50 years of VAT in UK

The Guardian

London, April 11:

Happy Birthday VAT (value added tax). To be strictly accurate, that should be joyeux anniversaire TVA. Fifty years ago on April 10, Maurice Laure introduced the French to the delights of “la taxe sur la valeur ajoutee”. Unluckily for the rest of us, 13 years later the French persuaded the European Union that TVA was such a good idea, everyone should have it. So, when Britain signed up for the European ideal, VAT came along as part of the package.

It has been with us ever since; by turns baffling, maddening and, for the UK treasury, highly lucrative. VAT now brings in some 63 billion sterling pounds , according to Terry Dockley, a VAT specialist at accountant James & Cowper. Over the years VAT has turned up its share of curiosities. Take pigeon racing. Is it a sport? Not according to the VAT commissioners. Why not? Because the physical activity is undertaken by the pigeons, not their owners.
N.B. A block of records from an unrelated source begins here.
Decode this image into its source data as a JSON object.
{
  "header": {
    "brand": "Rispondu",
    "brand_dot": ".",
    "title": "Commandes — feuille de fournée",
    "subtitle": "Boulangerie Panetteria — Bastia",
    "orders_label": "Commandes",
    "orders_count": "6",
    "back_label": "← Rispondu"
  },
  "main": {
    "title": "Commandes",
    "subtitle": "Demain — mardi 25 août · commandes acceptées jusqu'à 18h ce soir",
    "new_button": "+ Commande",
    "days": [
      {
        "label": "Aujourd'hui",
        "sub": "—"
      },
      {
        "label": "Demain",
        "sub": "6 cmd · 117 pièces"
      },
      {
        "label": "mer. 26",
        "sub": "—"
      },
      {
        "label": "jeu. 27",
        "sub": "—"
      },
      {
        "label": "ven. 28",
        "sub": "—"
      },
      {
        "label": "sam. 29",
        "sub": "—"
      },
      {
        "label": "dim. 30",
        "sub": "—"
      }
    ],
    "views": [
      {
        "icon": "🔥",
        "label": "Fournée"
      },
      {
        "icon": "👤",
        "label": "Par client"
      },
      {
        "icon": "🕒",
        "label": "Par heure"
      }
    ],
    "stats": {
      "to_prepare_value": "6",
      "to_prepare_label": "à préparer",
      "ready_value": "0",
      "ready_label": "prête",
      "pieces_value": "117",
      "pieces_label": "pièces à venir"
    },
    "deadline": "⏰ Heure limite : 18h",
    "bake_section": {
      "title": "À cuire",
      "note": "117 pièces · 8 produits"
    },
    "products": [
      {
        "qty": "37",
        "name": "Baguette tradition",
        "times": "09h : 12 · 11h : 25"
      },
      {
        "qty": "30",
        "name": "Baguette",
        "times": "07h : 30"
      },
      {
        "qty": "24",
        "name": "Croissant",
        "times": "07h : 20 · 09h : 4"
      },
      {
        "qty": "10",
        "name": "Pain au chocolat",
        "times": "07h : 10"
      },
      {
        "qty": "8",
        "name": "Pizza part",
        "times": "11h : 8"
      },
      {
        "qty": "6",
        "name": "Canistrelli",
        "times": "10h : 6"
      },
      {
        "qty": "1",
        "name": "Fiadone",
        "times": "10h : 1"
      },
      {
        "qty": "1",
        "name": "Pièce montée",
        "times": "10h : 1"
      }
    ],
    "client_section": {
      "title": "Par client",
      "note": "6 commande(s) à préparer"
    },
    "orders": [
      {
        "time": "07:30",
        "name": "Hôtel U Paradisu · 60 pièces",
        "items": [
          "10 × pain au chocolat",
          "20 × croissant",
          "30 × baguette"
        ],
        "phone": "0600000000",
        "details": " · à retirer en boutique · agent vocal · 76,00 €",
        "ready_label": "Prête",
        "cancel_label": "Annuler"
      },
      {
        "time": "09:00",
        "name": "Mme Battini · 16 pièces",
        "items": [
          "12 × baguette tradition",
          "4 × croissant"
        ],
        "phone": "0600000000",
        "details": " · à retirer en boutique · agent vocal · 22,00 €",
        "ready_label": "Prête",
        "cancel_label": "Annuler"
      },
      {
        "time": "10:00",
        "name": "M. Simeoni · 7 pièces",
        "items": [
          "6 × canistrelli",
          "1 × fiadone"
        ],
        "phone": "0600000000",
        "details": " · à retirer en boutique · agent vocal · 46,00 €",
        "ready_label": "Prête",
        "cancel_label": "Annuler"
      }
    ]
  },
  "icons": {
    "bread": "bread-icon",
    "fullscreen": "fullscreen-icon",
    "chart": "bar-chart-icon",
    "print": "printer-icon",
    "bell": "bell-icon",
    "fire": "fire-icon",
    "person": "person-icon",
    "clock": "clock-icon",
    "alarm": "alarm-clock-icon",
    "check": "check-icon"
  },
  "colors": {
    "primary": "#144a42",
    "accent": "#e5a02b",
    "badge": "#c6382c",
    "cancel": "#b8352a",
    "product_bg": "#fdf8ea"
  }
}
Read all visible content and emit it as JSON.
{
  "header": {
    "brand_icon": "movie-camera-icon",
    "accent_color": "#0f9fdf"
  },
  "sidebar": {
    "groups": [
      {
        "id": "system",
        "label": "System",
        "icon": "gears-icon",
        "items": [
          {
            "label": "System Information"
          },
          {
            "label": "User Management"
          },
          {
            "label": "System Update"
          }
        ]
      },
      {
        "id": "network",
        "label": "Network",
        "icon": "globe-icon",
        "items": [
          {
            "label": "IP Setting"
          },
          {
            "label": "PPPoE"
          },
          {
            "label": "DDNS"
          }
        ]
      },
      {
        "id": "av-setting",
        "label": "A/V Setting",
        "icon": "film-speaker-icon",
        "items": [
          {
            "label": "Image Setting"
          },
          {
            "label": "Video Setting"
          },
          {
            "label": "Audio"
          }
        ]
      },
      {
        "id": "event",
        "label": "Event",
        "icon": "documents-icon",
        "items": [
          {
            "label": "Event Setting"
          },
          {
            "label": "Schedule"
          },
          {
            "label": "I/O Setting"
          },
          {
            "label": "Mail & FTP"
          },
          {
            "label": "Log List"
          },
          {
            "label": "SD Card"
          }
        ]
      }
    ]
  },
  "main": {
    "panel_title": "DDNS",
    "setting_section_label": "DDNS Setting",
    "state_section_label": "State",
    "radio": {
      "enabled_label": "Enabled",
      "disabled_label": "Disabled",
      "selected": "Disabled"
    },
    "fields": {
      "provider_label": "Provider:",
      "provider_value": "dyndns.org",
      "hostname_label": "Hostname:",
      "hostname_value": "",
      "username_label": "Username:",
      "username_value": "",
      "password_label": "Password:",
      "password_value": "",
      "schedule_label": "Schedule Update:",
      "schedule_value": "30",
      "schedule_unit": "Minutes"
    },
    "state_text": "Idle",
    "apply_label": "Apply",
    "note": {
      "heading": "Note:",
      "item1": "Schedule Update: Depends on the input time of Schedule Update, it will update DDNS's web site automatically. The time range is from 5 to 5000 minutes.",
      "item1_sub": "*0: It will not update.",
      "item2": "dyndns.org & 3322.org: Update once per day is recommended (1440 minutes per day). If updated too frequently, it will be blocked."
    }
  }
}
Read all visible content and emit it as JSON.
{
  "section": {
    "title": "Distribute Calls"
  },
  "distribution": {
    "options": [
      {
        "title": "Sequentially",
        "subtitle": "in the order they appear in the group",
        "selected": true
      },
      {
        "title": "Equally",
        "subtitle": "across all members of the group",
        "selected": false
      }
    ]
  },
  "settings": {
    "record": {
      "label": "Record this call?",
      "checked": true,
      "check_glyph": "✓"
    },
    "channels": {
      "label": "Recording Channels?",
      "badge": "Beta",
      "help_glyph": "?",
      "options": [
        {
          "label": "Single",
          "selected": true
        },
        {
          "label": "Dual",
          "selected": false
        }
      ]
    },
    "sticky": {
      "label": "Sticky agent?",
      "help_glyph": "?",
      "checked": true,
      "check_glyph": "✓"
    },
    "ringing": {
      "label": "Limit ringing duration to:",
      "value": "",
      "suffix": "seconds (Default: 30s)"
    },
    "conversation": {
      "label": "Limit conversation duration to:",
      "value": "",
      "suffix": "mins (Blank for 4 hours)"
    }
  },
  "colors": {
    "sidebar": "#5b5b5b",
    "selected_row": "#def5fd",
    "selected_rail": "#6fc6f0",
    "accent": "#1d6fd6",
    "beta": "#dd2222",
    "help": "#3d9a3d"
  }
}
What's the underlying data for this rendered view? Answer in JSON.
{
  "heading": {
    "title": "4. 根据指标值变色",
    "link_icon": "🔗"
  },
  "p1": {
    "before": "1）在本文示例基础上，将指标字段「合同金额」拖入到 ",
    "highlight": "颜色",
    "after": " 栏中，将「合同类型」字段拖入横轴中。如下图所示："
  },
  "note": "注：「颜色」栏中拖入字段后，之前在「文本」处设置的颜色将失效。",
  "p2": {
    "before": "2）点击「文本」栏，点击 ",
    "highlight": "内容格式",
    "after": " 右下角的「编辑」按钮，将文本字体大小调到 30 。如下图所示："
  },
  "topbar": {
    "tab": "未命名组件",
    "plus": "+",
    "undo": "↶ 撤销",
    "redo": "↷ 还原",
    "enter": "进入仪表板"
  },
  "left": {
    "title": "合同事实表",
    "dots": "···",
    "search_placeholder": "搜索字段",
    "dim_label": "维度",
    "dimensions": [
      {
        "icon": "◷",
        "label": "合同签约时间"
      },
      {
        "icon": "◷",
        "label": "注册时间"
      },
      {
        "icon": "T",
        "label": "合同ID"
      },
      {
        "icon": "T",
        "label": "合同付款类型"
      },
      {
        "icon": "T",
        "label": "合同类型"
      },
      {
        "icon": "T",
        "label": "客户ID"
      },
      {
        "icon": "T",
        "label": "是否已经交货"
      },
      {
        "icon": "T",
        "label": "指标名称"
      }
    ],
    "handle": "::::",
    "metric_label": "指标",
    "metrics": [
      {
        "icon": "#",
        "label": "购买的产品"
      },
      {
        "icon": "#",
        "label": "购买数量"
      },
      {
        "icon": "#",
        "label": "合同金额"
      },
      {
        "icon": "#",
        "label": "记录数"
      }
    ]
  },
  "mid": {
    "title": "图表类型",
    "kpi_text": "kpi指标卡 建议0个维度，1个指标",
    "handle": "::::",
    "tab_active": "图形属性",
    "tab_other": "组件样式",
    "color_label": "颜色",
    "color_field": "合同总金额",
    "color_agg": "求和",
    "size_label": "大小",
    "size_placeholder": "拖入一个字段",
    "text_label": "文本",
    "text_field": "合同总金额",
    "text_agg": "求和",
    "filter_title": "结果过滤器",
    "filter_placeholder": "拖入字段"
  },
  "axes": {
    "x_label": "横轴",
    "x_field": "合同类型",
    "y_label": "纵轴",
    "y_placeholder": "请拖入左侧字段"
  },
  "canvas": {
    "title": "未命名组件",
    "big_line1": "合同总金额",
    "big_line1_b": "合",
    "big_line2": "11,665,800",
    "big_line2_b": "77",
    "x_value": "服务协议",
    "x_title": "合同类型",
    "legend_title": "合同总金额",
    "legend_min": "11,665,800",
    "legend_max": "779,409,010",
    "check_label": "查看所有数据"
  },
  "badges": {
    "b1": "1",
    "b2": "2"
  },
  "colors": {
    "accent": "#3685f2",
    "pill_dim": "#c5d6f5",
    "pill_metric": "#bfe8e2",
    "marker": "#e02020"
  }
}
Or take the case of the laxative fruit cubes. When the maker protested that the cubes should be treated as food and zero-rated, the tribunal riposted that they were “neither bought nor sold as a form of nourishment, nor were they consumed for pleasure”. Brutal, but logical.

While no one would argue that French fries sandwiches should not be described as food, albeit hardly as part of a calorie-controlled diet, they are also hot food and therefore purchasers are liable to VAT. While Britain’s zero rating of some items has provided scope for differing interpretations, Dockley says the differences of approach between UK law and the European legal system, with Europe having the final say, creates its own tensions.

Though it could be argued that taxing people on the money they earn and then again when they spend it may be thought a trifle unfair, Dockley notes, “If you put everything on a consumption tax it would mean prices would go up and people would complain. If you put everything on income, equally people will complain.” But then there’s no VAT on complaints - is there?